I know there are lots of great shows out there. Every now and again I watch half an episode of something with my husband and we do have regular family movie nights so I watch a lot of kid-friendly movies. I usually need to do something creative while I watch tv, like quilting.
But I have watched every single episode of This is us, an American series filmed in a few different cities, because I find the characters and their stories compelling.
There are five main characters from a family, shown with a present timeline and a few timelines in the past. Rebecca and Jack Pearson married and Rebecca became pregnant with triplets. She gave birth to all three babies in 1980, but while Kevin and Kate survived, Kyle didn’t.
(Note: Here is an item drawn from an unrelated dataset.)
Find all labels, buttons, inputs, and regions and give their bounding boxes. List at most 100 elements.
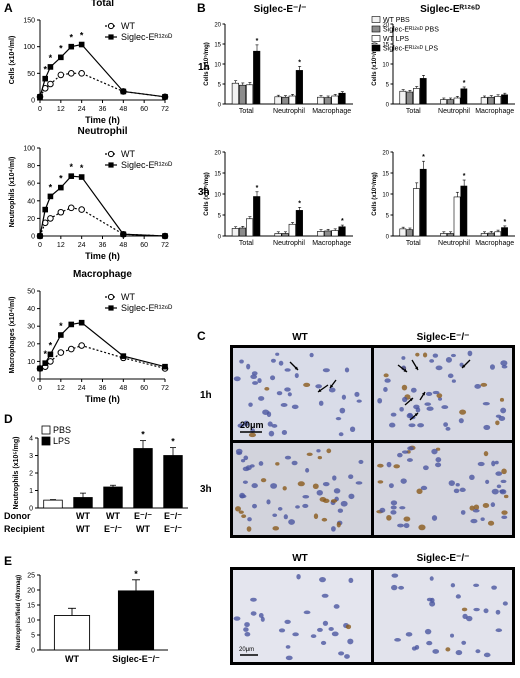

Rebecca and Jack were devastated – they had everything ready for three babies. On the night the triplets were born, a drug-addicted poet watched his girlfriend die giving birth and dropped his hours-old son at a fire station. The baby was brought to the same hospital where Rebecca and her babies were patients. Jack and Rebecca, a white couple with their two white babies, decided to adopt this unwanted black baby whom they called Randall.
Each episode flits back and forth between different timeframes – Rebecca and Jack when they dated and were first married, Kevin, Kate and Randall as babies, as eight-year-olds, as teenagers and then the present day, where Kevin, Kate and Randall are in their late thirties.
Good novels focus on character arcs – what each character is like at the beginning of the book with their flaws and ‘glimpse of greatness’ and how the character changes through the course of the novel by reacting and responding to the different events that unfold. This is us shows that unfolding of character with hints of those traits at an early age and then showing us how those traits develop over time into adulthood.
There are many different themes. Randall has to make sense of his world, a black boy adopted by a white family. It’s not only about how he looks but how he feels and how he’s perceived. Kate has been overweight since childhood and still struggles with it as an adult. Kate also struggles to follow her beautiful and talented mother as a singer. Kevin was a star footballer in school, then an injury forced him to stop and he took up acting. His success on tv as ‘The Manny’ hasn’t done anything to make him feel secure. And then there are relationships and children and careers.
Maybe your family is not like the Pearsons at all. But we all have that moment of truth, when we are connected with either our family or friends or colleagues and feel, ‘this is us’ – this is how we roll, this is how we play or create or lead or work or love.
Maybe you didn’t expect to find a television show review on this bookish blog of mine, but I’m passionate about stories. While the show is definitely heart-warming, the stories are told with intelligence and perception which means there’s no sentimental rubbish at all. The characters are have both flaws and glimpses of greatnesses – which makes them pretty relatable. This is all of us, really.